Das BSG übersieht, dass der Gesetzgeber die Problematik erkannt hat und eine Beteiligung der GKV an der arzneimittelrechtlichen Forschung in Ansätzen für gerechtfertigt hält, da die Forschungsergebnisse letztlich den Versicherten zugute kommen. Wie in §§ 7, 18 KHEntgG niedergelegt, soll die GKV aber nur die Kosten tragen, die im Rahmen einer klinischen Studie über den normalen, also ohnehin anfallenden Pflegesatz hinausgehen. Die Kostentragungspflicht soll also nur dann bestehen, wenn und solange der Versicherte ohnehin stationär versorgt werden muss. Diese Wertung ist sowohl dem Gesetzestext als auch der Gesetzesbegründung zu entnehmen. In letzterer wird ausgeführt: "Insbesondere bei Untersuchungs- und Behandlungsmethoden, die im Rahmen klinischer Studien (...) angewandt werden, bleibt es dabei, dass die Krankenkassen die notwendige stationäre Versorgung der in die Studien einbezogenen Patienten mit den Krankenhausentgelten vergüten" (vgl. BT-Drucks. 14/1245, S. 90). Das Bundesministerium für Gesundheit und Soziale Sicherung hat auf die vom BSG geschaffene, politisch jedoch nicht gewollte Situation zwischenzeitlich reagiert und angekündigt, eine gesetzliche Klarstellung in die Wege zu leiten. Diese sollte zügig erfolgen, da das Urteil des BSG nicht der Gesetzeslage entspricht und zu einer erheblichen Verunsicherung bei Patienten, Ärzten und pharmazeutischer Industrie geführt hat.
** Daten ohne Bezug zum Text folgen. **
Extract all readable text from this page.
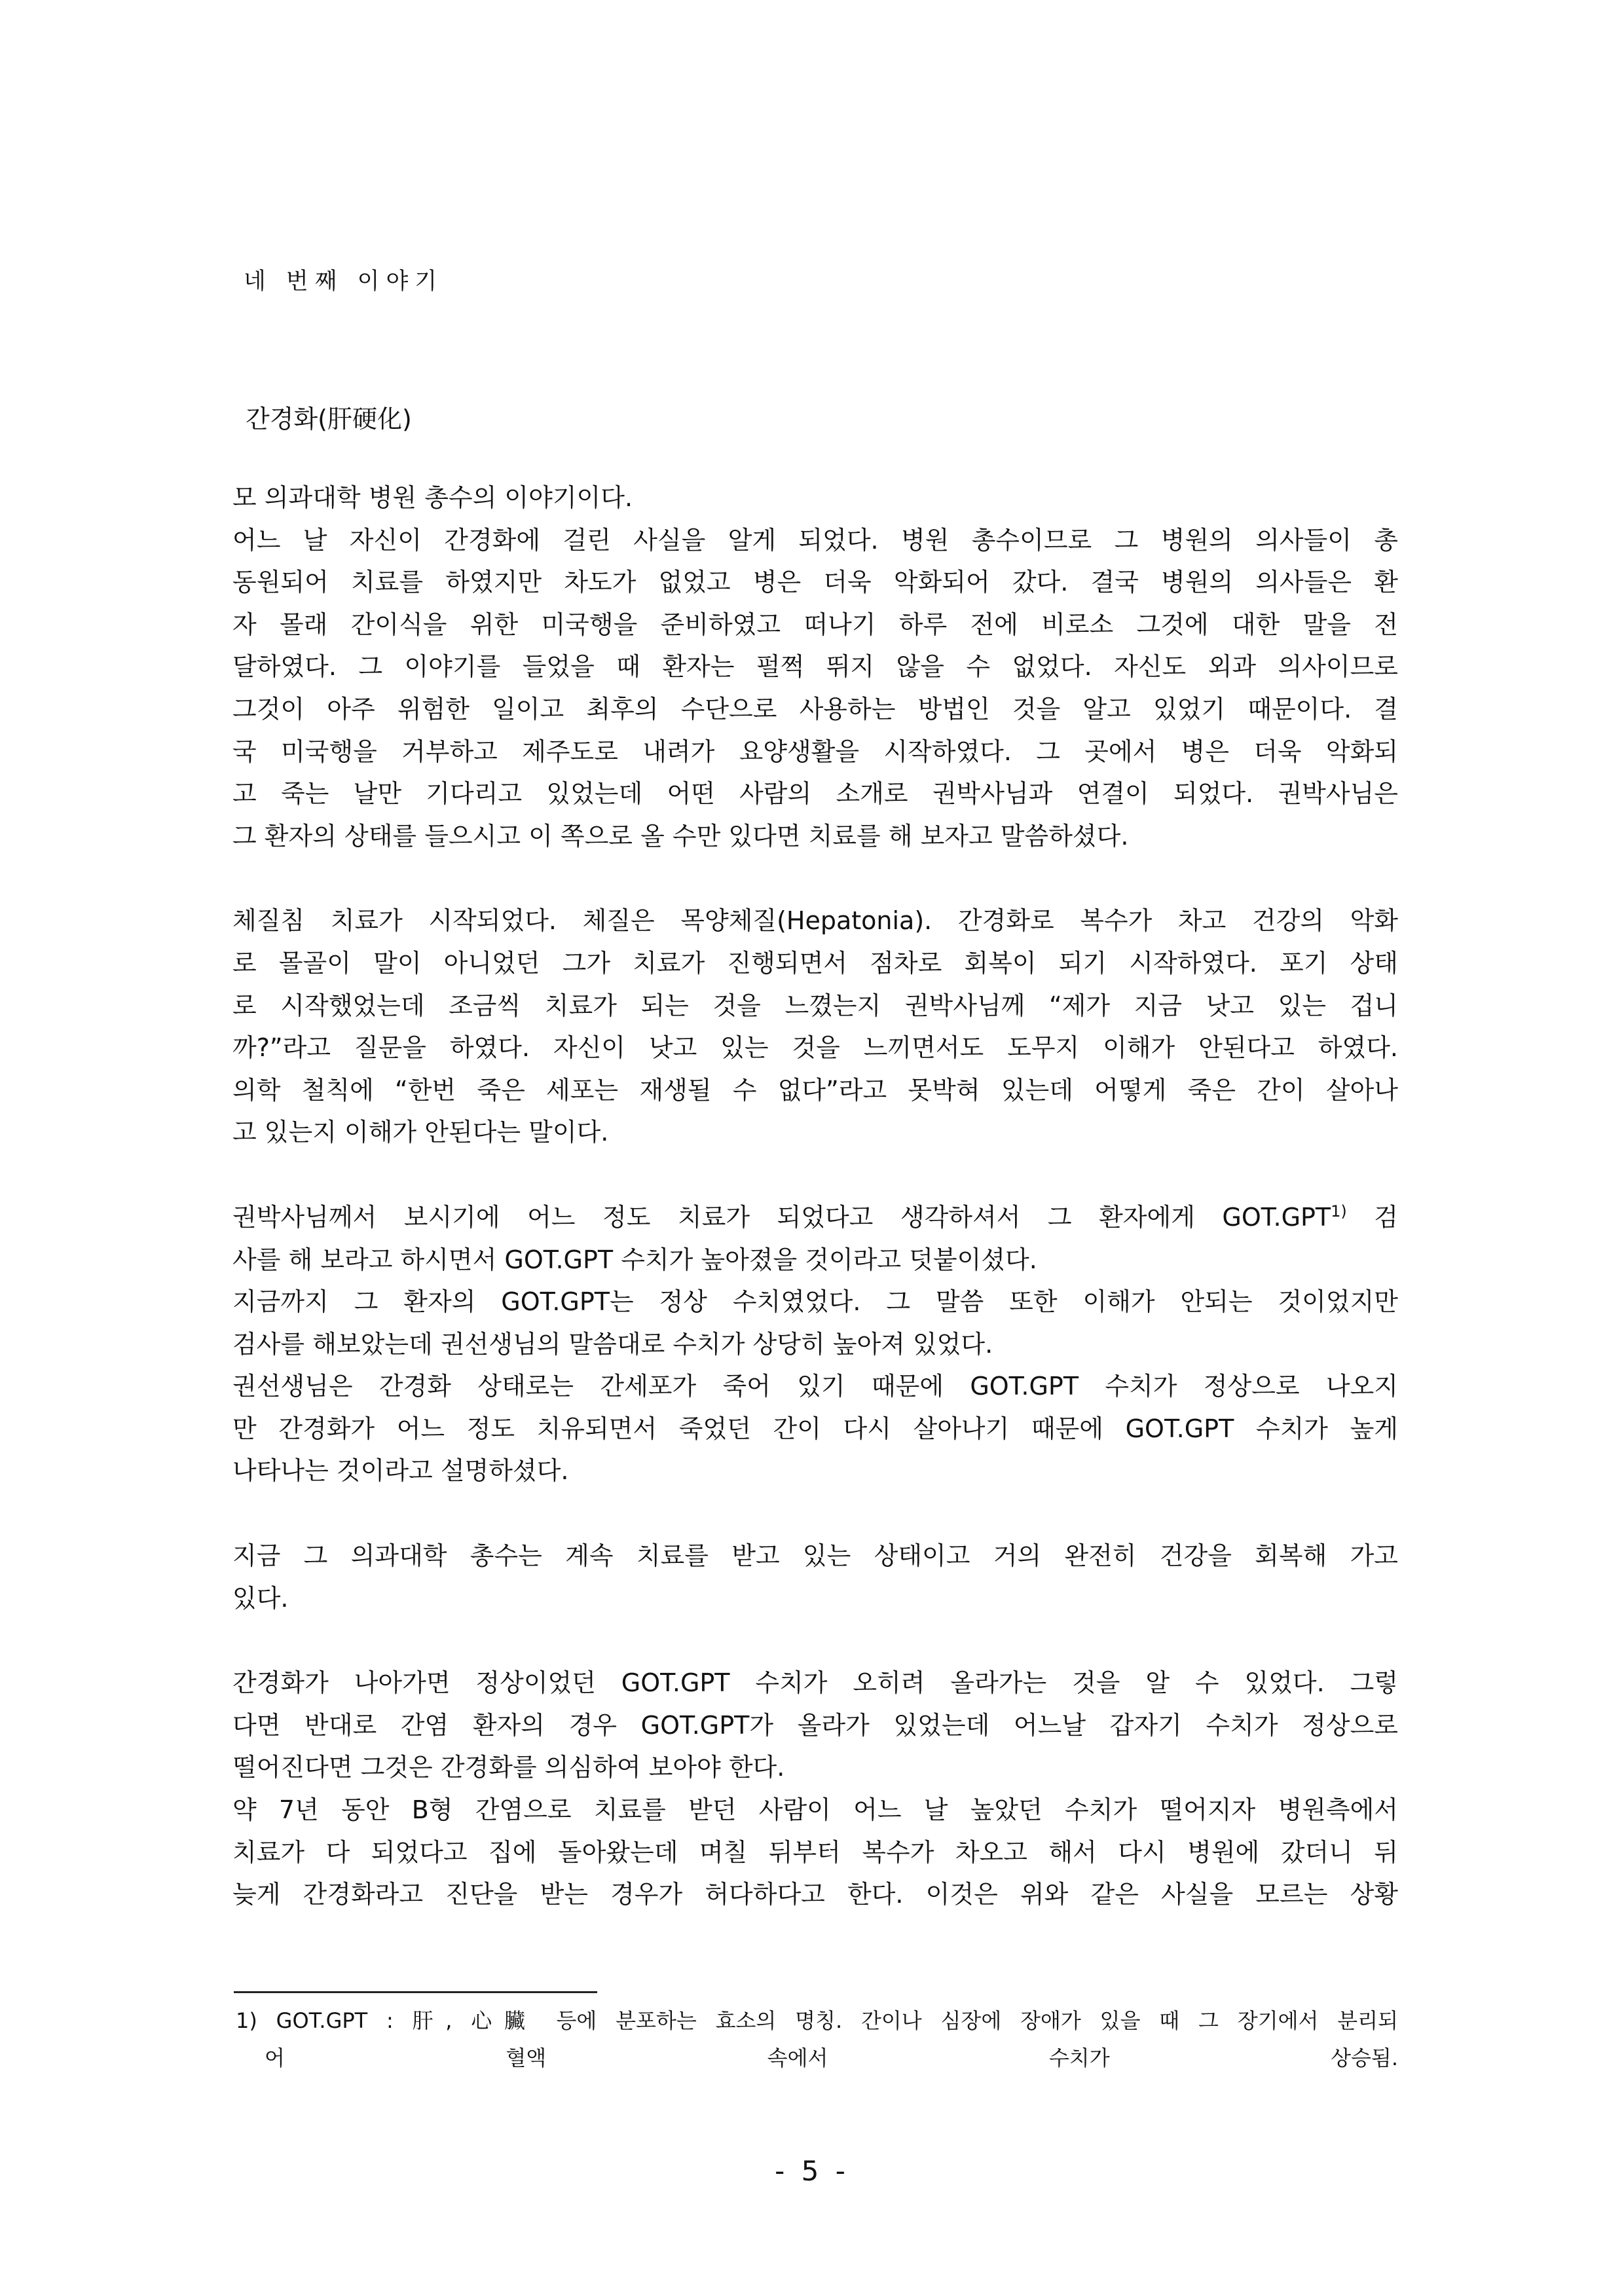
네 번째 이야기
간경화(肝硬化)

모 의과대학 병원 총수의 이야기이다.

어느 날 자신이 간경화에 걸린 사실을 알게 되었다. 병원 총수이므로 그 병원의 의사들이 총
동원되어 치료를 하였지만 차도가 없었고 병은 더욱 악화되어 갔다. 결국 병원의 의사들은 환
자 몰래 간이식을 위한 미국행을 준비하였고 떠나기 하루 전에 비로소 그것에 대한 말을 전
달하였다. 그 이야기를 들었을 때 환자는 펄쩍 뛰지 않을 수 없었다. 자신도 외과 의사이므로
그것이 아주 위험한 일이고 최후의 수단으로 사용하는 방법인 것을 알고 있었기 때문이다. 결
국 미국행을 거부하고 제주도로 내려가 요양생활을 시작하였다. 그 곳에서 병은 더욱 악화되
고 죽는 날만 기다리고 있었는데 어떤 사람의 소개로 권박사님과 연결이 되었다. 권박사님은
그 환자의 상태를 들으시고 이 쪽으로 올 수만 있다면 치료를 해 보자고 말씀하셨다.

체질침 치료가 시작되었다. 체질은 목양체질(Hepatonia). 간경화로 복수가 차고 건강의 악화
로 몰골이 말이 아니었던 그가 치료가 진행되면서 점차로 회복이 되기 시작하였다. 포기 상태
로 시작했었는데 조금씩 치료가 되는 것을 느꼈는지 권박사님께 “제가 지금 낫고 있는 겁니
까?”라고 질문을 하였다. 자신이 낫고 있는 것을 느끼면서도 도무지 이해가 안된다고 하였다.
의학 철칙에 “한번 죽은 세포는 재생될 수 없다”라고 못박혀 있는데 어떻게 죽은 간이 살아나
고 있는지 이해가 안된다는 말이다.

권박사님께서 보시기에 어느 정도 치료가 되었다고 생각하셔서 그 환자에게 GOT.GPT$^{1)}$ 검
사를 해 보라고 하시면서 GOT.GPT 수치가 높아졌을 것이라고 덧붙이셨다.

지금까지 그 환자의 GOT.GPT는 정상 수치였었다. 그 말씀 또한 이해가 안되는 것이었지만
검사를 해보았는데 권선생님의 말씀대로 수치가 상당히 높아져 있었다.

권선생님은 간경화 상태로는 간세포가 죽어 있기 때문에 GOT.GPT 수치가 정상으로 나오지
만 간경화가 어느 정도 치유되면서 죽었던 간이 다시 살아나기 때문에 GOT.GPT 수치가 높게
나타나는 것이라고 설명하셨다.

지금 그 의과대학 총수는 계속 치료를 받고 있는 상태이고 거의 완전히 건강을 회복해 가고
있다.

간경화가 나아가면 정상이었던 GOT.GPT 수치가 오히려 올라가는 것을 알 수 있었다. 그렇
다면 반대로 간염 환자의 경우 GOT.GPT가 올라가 있었는데 어느날 갑자기 수치가 정상으로
떨어진다면 그것은 간경화를 의심하여 보아야 한다.

약 7년 동안 B형 간염으로 치료를 받던 사람이 어느 날 높았던 수치가 떨어지자 병원측에서
치료가 다 되었다고 집에 돌아왔는데 며칠 뒤부터 복수가 차오고 해서 다시 병원에 갔더니 뒤
늦게 간경화라고 진단을 받는 경우가 허다하다고 한다. 이것은 위와 같은 사실을 모르는 상황

1) GOT.GPT : 肝, 心臟 등에 분포하는 효소의 명칭. 간이나 심장에 장애가 있을 때 그 장기에서 분리되
어 혈액 속에서 수치가 상승됨.
- 5 -
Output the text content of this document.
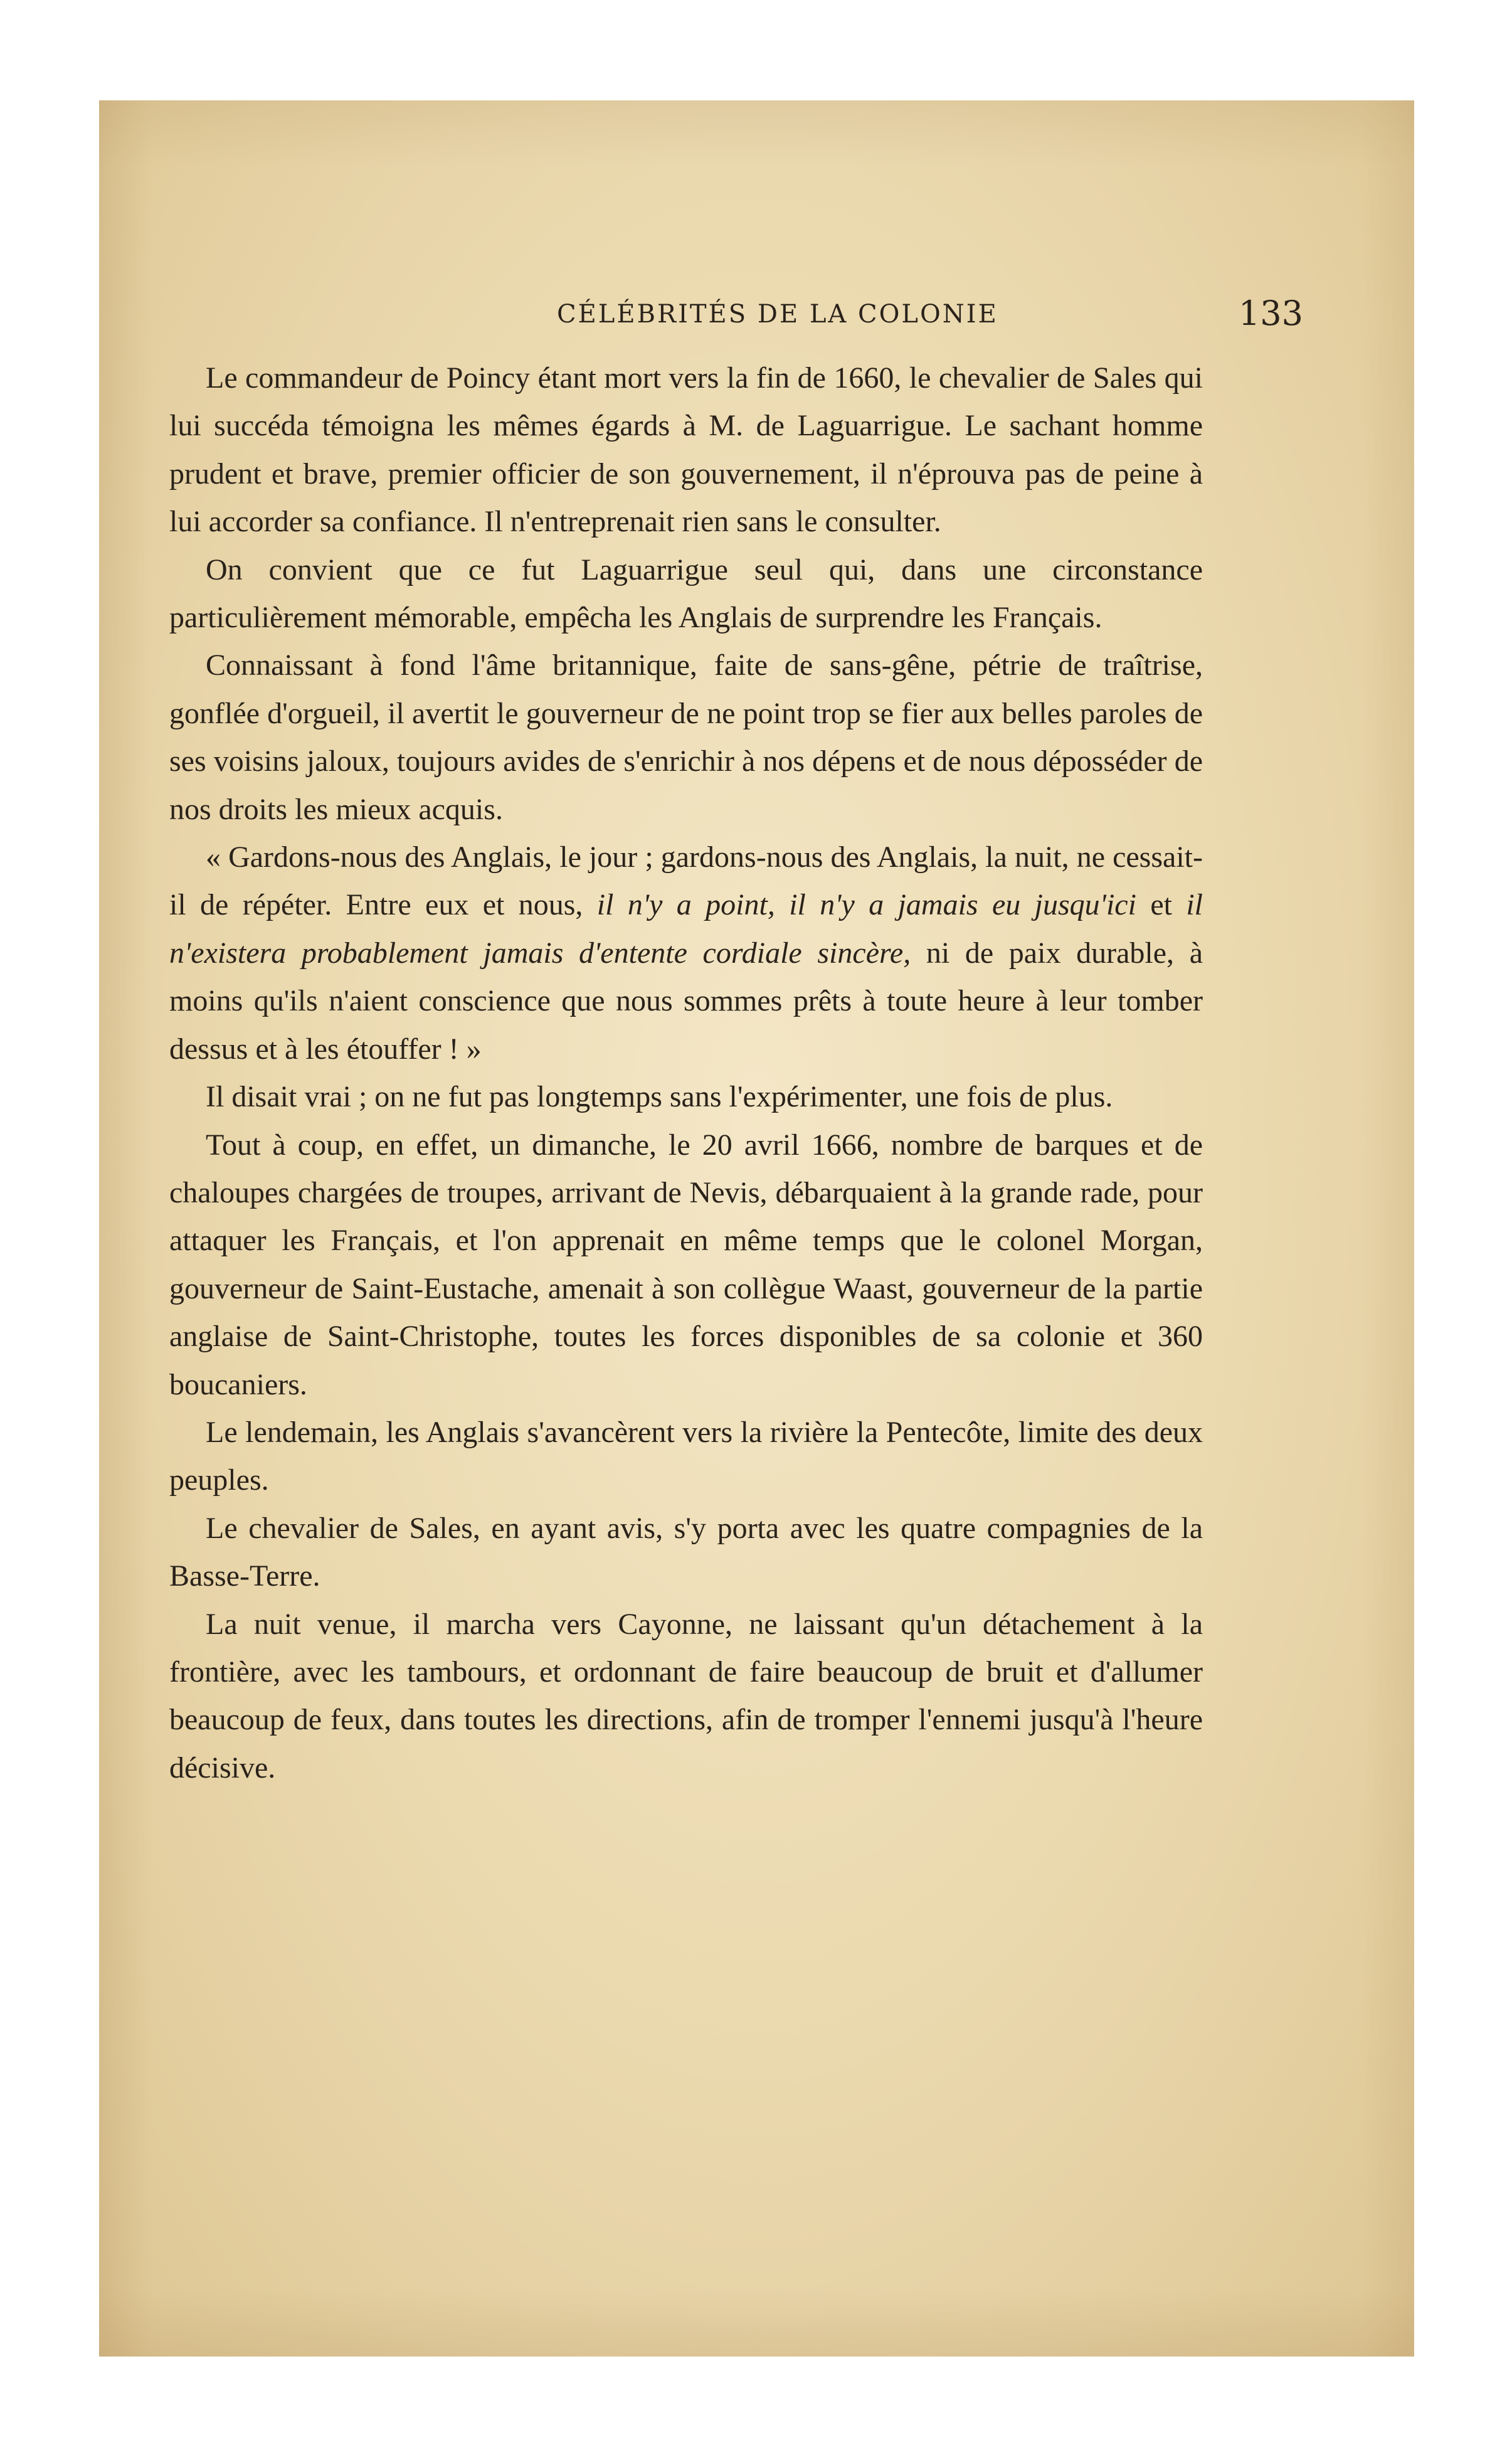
CÉLÉBRITÉS DE LA COLONIE	133

Le commandeur de Poincy étant mort vers la fin de 1660, le chevalier de Sales qui lui succéda témoigna les mêmes égards à M. de Laguarrigue. Le sachant homme prudent et brave, premier officier de son gouvernement, il n'éprouva pas de peine à lui accorder sa confiance. Il n'entreprenait rien sans le consulter.

On convient que ce fut Laguarrigue seul qui, dans une circonstance particulièrement mémorable, empêcha les Anglais de surprendre les Français.

Connaissant à fond l'âme britannique, faite de sans-gêne, pétrie de traîtrise, gonflée d'orgueil, il avertit le gouverneur de ne point trop se fier aux belles paroles de ses voisins jaloux, toujours avides de s'enrichir à nos dépens et de nous déposséder de nos droits les mieux acquis.

« Gardons-nous des Anglais, le jour ; gardons-nous des Anglais, la nuit, ne cessait-il de répéter. Entre eux et nous, il n'y a point, il n'y a jamais eu jusqu'ici et il n'existera probablement jamais d'entente cordiale sincère, ni de paix durable, à moins qu'ils n'aient conscience que nous sommes prêts à toute heure à leur tomber dessus et à les étouffer ! »

Il disait vrai ; on ne fut pas longtemps sans l'expérimenter, une fois de plus.

Tout à coup, en effet, un dimanche, le 20 avril 1666, nombre de barques et de chaloupes chargées de troupes, arrivant de Nevis, débarquaient à la grande rade, pour attaquer les Français, et l'on apprenait en même temps que le colonel Morgan, gouverneur de Saint-Eustache, amenait à son collègue Waast, gouverneur de la partie anglaise de Saint-Christophe, toutes les forces disponibles de sa colonie et 360 boucaniers.

Le lendemain, les Anglais s'avancèrent vers la rivière la Pentecôte, limite des deux peuples.

Le chevalier de Sales, en ayant avis, s'y porta avec les quatre compagnies de la Basse-Terre.

La nuit venue, il marcha vers Cayonne, ne laissant qu'un détachement à la frontière, avec les tambours, et ordonnant de faire beaucoup de bruit et d'allumer beaucoup de feux, dans toutes les directions, afin de tromper l'ennemi jusqu'à l'heure décisive.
Nach der Gesetzeslage hätte eine Leistungspflicht der Beklagten jedenfalls insoweit bestanden, als der stationäre Aufenthalt während der klinischen Studie notwendig gewesen ist. Diese Frage hätte gutachterlich geklärt werden müssen, so dass insoweit keine Entscheidungsreife vorlag. Es verwundert doch sehr, wenn der Senat diesbezüglich ohne nähere Begründung und ohne Kenntnis der medizinischen Hintergründe ausführt, dass "die Notwendigkeit der Krankenhausbehandlungen insgesamt nicht festzustellen ist".